Narrative needed to prevent people ‘tuning out’ from sexual harassment and inequality agenda

Fundraisers who want to tackle sexual harassment and inequality in the sector need to develop a narrative for change to prevent people from “tuning out” of the discussion, according to the chair of the fundraising think tank Rogare.

Speaking at a Rogare event in south-west London yesterday, Heather Hill, who is part of a research project on gender in fundraising, said it was crucial that any narrative for change was inclusive, to allow everyone to think of themselves as part of the solution.

Hill outlined areas the project was looking at, including sexual harassment and women in leadership, but said that developing a narrative for change was a key area of work.

“Over the past few years we’ve been hearing more about challenges around gender – not just in the fundraising area but more broadly as well, with the #MeToo movement – these issues have been coming up, and the concern we have is: ‘Are we at a point in our culture where people start to tune it out?’”

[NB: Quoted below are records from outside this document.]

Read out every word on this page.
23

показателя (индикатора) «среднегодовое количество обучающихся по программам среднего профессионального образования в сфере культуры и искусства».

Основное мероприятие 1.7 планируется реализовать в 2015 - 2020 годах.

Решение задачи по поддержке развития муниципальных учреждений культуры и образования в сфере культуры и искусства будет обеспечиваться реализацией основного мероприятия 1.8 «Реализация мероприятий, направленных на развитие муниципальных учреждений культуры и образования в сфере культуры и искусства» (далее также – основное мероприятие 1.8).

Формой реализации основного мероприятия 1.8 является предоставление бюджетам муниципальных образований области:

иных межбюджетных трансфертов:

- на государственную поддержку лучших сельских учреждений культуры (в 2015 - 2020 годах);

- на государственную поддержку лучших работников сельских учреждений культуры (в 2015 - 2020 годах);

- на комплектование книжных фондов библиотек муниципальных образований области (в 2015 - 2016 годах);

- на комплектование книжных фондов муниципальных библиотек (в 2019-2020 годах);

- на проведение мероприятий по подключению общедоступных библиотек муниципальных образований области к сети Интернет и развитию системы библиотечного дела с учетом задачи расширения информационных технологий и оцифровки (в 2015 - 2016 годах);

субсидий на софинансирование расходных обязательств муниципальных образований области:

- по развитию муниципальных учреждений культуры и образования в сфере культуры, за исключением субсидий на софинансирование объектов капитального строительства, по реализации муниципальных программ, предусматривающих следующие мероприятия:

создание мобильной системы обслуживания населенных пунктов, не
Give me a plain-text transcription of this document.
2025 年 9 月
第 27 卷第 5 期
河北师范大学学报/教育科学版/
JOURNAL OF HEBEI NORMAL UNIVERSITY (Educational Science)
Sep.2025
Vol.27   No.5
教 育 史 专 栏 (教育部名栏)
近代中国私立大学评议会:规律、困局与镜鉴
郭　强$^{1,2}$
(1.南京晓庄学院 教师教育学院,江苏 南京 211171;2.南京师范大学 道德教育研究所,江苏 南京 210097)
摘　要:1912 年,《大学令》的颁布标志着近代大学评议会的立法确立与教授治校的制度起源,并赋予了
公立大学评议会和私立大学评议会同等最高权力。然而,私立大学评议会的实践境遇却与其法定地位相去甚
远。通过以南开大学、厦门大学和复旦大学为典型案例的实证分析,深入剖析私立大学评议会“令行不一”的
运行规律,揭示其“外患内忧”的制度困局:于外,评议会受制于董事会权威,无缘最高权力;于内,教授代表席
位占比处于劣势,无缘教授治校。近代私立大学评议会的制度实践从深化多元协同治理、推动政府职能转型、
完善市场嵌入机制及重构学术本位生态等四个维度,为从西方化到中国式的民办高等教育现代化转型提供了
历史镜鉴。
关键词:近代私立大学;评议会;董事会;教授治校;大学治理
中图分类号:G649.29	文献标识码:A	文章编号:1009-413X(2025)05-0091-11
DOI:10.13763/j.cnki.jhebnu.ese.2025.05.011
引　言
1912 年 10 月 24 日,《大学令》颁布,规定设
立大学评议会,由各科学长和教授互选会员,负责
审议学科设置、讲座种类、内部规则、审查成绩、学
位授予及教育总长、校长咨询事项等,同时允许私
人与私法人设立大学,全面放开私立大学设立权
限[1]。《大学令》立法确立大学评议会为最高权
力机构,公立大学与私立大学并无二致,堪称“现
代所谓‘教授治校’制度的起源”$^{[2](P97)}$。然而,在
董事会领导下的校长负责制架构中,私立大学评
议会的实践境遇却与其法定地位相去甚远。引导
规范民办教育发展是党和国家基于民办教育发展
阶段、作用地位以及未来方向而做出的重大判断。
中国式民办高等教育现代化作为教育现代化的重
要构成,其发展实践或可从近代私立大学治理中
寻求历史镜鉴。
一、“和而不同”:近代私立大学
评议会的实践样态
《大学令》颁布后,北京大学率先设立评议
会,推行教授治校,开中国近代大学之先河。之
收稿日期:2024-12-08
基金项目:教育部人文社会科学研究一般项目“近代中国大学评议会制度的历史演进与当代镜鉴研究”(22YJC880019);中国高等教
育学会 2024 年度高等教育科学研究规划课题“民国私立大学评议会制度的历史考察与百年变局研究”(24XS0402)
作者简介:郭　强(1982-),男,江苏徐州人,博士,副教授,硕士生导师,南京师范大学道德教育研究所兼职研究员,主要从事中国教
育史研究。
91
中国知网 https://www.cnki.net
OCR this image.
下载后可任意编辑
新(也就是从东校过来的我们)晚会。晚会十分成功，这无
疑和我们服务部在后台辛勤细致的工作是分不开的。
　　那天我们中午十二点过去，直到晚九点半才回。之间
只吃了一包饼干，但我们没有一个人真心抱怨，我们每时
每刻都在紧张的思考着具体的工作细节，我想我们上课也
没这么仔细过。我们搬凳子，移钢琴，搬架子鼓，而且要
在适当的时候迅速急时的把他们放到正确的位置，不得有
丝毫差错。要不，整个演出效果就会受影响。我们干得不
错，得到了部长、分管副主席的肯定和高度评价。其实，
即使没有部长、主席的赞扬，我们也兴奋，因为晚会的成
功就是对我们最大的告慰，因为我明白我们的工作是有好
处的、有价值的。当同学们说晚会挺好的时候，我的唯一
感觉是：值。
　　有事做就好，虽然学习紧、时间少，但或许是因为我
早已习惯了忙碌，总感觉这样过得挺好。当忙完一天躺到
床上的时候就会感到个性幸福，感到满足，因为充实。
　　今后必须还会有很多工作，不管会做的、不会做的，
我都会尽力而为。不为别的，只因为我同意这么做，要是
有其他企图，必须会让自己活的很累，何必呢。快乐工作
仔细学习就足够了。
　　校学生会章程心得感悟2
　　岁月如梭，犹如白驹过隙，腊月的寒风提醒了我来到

She said there was a danger that many people would start to feel they had heard about the issue before and dismiss it on the basis that it did not affect them or their organisation.

“So the question is, how do we build a narrative for change that is inclusive and inviting and people can see themselves as actors within it?” Hill said.

“Because we can propose all kinds of solutions, but if no one’s hearing them, no one’s taking ownership of them and if no one thinks that they are part of the solution, then none of the change happens, none of the solutions go anywhere.

“So we really want to create a narrative for change that’s inclusive and engaging to the key audiences.”

Hill acknowledged it was possible that the narrative might need to be broad or easily adjusted to cater to a wide range of different audiences, from frontline fundraisers and organisational leaders to donors.

Rogare will publish the results of the second phase of the gender in fundraising project by the end of the summer.

The first phase was published in April 2019.